You assume that non-coercive education cannot happen (and so must be a “pretence”). But all your arguments to this effect (except for this last sociobiological argument based on the premise that parents have an overwhelming, irreversibly entrenched coercive instinct) hinge on the confusion between voluntary and non-voluntary interactions.

“Children can sense disingenuous behavior. What they’ll learn is that adults expect and engage in hypocrisy. Parents may not be physically coercive, but they can still dominate through their superior use of intellect.”

They can, but they need not.

“Seems that some on this list [the email-based discussion forum we used to have] feel they lacked control over their life when they were children. Perhaps ‘non-coercive’ parenting is an over-reaction to these childhood problems.”

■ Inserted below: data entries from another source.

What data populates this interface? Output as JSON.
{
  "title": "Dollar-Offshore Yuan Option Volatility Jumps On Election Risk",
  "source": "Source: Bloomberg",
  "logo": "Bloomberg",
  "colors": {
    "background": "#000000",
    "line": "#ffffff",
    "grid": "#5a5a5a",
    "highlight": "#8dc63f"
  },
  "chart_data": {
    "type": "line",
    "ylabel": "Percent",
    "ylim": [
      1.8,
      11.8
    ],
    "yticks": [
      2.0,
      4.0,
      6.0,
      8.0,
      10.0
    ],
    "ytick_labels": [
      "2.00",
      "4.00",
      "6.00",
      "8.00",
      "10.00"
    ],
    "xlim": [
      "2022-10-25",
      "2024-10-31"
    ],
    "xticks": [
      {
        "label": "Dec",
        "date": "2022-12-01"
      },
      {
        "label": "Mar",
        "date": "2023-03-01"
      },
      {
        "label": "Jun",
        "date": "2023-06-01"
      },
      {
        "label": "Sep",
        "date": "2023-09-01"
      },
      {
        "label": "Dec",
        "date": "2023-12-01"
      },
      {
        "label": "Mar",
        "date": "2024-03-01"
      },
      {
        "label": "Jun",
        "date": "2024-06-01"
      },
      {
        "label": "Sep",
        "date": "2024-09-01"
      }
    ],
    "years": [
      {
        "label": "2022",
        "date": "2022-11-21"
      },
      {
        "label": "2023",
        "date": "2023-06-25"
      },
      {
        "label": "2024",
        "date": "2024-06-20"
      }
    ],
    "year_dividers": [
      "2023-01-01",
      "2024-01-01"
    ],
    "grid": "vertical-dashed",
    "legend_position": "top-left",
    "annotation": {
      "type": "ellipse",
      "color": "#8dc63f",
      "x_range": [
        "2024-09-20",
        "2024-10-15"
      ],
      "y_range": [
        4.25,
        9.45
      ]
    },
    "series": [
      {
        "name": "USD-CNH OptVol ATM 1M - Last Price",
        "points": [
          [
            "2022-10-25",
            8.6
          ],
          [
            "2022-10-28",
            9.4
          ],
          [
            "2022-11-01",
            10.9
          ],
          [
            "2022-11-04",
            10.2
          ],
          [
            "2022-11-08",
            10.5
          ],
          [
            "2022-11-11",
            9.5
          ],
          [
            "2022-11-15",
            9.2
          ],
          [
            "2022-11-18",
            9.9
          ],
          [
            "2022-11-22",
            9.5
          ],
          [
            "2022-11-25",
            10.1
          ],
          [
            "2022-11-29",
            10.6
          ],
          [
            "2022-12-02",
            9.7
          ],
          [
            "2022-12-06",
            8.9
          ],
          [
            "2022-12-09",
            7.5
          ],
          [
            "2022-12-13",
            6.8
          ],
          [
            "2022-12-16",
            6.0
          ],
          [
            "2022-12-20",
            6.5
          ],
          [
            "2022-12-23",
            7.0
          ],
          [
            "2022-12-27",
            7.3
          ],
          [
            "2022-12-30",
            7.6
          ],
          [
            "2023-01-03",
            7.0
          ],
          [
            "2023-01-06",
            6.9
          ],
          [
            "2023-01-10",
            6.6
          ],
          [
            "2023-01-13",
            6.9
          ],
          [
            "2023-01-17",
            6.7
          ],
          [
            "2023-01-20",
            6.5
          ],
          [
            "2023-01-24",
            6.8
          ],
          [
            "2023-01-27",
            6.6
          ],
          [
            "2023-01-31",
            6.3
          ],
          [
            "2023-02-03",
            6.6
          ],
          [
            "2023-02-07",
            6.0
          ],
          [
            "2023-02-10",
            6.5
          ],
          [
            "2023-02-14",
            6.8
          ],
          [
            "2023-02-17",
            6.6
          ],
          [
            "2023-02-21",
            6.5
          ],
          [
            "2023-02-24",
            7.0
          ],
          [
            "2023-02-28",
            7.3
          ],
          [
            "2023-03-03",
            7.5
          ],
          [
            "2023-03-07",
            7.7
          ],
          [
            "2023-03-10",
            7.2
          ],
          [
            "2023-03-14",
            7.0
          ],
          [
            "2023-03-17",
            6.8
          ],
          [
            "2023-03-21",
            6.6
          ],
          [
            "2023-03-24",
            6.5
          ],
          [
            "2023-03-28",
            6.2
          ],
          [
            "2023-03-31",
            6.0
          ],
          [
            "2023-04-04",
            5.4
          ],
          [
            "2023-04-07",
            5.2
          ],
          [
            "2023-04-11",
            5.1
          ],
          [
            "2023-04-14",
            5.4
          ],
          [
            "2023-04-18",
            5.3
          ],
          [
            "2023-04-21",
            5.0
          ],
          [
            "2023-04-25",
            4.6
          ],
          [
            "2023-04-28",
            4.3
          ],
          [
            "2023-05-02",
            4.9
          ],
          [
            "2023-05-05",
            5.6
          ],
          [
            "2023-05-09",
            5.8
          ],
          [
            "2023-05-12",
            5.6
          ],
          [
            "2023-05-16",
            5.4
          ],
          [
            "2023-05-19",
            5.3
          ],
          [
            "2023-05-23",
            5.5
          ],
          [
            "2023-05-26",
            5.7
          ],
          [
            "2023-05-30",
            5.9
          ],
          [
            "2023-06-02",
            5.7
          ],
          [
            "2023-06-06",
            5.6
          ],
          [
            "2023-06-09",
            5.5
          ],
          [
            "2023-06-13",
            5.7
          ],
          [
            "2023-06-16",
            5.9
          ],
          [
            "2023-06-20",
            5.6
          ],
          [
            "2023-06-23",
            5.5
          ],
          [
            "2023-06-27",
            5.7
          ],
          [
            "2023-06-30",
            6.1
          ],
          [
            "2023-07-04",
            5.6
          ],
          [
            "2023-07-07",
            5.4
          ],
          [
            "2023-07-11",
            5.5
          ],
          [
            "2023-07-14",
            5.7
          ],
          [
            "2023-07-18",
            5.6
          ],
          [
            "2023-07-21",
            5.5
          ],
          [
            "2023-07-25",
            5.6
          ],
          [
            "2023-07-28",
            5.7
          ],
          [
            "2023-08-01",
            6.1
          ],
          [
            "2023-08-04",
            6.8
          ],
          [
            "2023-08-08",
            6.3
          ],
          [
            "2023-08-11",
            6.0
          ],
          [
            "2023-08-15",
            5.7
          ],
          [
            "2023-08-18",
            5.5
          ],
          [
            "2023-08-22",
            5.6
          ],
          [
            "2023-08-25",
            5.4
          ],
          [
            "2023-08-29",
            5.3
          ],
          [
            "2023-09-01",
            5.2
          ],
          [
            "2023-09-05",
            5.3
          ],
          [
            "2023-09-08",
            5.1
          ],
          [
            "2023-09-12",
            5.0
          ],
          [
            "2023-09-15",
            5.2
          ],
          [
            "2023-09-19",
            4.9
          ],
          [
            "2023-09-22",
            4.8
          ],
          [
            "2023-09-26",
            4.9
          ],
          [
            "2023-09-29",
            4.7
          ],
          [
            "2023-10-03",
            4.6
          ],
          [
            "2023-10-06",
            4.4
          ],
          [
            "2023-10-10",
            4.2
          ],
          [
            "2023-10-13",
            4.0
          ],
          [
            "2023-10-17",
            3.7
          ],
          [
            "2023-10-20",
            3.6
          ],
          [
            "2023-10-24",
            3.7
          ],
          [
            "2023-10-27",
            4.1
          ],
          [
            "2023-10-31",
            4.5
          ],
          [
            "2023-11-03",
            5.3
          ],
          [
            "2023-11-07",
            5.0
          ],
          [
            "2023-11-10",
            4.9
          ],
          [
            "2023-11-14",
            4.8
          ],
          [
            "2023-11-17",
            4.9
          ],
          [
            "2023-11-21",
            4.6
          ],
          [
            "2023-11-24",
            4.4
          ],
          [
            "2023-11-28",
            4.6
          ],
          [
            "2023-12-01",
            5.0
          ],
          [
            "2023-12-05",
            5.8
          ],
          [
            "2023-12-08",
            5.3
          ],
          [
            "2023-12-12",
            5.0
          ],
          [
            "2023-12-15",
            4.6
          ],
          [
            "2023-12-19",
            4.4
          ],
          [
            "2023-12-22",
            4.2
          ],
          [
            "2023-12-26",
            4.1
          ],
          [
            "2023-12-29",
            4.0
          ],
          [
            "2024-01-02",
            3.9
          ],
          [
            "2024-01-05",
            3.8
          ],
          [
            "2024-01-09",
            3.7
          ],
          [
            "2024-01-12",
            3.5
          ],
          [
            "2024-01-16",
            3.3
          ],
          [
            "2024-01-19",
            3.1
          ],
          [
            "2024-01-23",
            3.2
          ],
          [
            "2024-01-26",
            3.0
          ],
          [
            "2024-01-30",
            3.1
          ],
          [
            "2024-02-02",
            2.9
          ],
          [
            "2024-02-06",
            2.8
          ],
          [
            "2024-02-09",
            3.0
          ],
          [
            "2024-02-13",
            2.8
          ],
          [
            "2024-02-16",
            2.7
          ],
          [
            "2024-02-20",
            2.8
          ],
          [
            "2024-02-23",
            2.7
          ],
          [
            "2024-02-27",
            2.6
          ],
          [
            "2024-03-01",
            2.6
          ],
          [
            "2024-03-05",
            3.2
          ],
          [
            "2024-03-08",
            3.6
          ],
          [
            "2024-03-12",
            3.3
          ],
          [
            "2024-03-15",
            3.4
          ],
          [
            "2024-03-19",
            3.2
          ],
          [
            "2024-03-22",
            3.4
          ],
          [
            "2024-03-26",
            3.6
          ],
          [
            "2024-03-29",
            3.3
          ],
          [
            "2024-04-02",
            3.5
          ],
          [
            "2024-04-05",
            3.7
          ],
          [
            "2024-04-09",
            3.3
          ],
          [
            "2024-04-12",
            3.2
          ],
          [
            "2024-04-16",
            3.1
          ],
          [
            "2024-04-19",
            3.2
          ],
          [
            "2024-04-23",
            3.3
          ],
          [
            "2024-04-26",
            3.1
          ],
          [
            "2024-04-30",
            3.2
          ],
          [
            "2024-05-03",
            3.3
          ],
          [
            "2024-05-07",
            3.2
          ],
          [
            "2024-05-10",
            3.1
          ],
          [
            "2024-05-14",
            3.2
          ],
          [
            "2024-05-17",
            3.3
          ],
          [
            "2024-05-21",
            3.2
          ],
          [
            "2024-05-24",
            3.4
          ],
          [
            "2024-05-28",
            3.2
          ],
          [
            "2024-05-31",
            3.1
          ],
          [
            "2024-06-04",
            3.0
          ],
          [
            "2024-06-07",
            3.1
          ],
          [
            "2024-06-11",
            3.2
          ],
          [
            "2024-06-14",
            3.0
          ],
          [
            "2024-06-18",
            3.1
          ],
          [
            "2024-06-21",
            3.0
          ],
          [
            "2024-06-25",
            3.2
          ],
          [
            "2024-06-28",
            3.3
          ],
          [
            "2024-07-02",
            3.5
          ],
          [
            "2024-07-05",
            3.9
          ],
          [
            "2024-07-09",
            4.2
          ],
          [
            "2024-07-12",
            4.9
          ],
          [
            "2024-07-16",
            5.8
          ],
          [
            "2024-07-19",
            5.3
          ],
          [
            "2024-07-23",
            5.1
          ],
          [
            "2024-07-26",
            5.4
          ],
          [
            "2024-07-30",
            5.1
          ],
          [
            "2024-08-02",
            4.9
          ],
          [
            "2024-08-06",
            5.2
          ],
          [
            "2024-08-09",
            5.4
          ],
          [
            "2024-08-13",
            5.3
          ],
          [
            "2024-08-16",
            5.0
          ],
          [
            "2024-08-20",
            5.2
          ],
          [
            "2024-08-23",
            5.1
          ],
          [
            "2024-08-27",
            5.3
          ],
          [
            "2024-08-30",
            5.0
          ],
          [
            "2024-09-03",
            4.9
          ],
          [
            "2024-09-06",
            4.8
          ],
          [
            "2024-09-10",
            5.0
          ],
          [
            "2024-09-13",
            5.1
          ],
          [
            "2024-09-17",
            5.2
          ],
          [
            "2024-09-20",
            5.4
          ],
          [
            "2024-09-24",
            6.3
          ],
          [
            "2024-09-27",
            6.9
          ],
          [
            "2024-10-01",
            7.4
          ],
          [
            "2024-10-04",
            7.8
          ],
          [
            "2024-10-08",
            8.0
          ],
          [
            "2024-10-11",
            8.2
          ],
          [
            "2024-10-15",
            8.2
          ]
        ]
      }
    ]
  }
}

Finally we see the point of Doris’ asking for my ‘motivation for adopting a “non-coercive” approach to child rearing’. Doris believes she has cast doubt on the theory of non-coercive parenting by engaging in a bit of psychologising about me. She wants to consider why I adopted that theory, a matter which, as I explained above, can have no bearing on whether the theory is true or false. She says that my adopting it seems to her an “over-reaction” caused by emotions dating from my “childhood problems”. This is a plain old ad hominem argument, and is therefore invalid, but in the current context it has an additional, sinister aspect, which I feel obliged to point out:

The particular form of ad hominem argument that is involved here is the following fallacy:

X is a victim of Y, therefore X’s argument against Y can be discounted.

“He would say that, wouldn’t he?” And so on. So the victim gets dehumanised.

Now, I hope you can all see the sinister corollary of Doris’ argument, and all arguments of this form. If a view of mine can be discounted as “over-reaction” on the grounds that I adopted it as a result of “childhood problems”, then it follows logically that it could also have been discounted, for the same reason, if I had proposed it while I was still a child. And the same logic would apply to any child who “had problems” and advanced any opinion at all about them.

This is not merely a logical possibility; this sort of psychologising denigration of victims’ opinions is especially rife in regard to children. (Don’t give me that! You’re not ‘exercising your right to freedom of thought’, you’re just too lazy to come to Church with us!)

It is an instance of the “you don’t exist” tactic that I have written about before.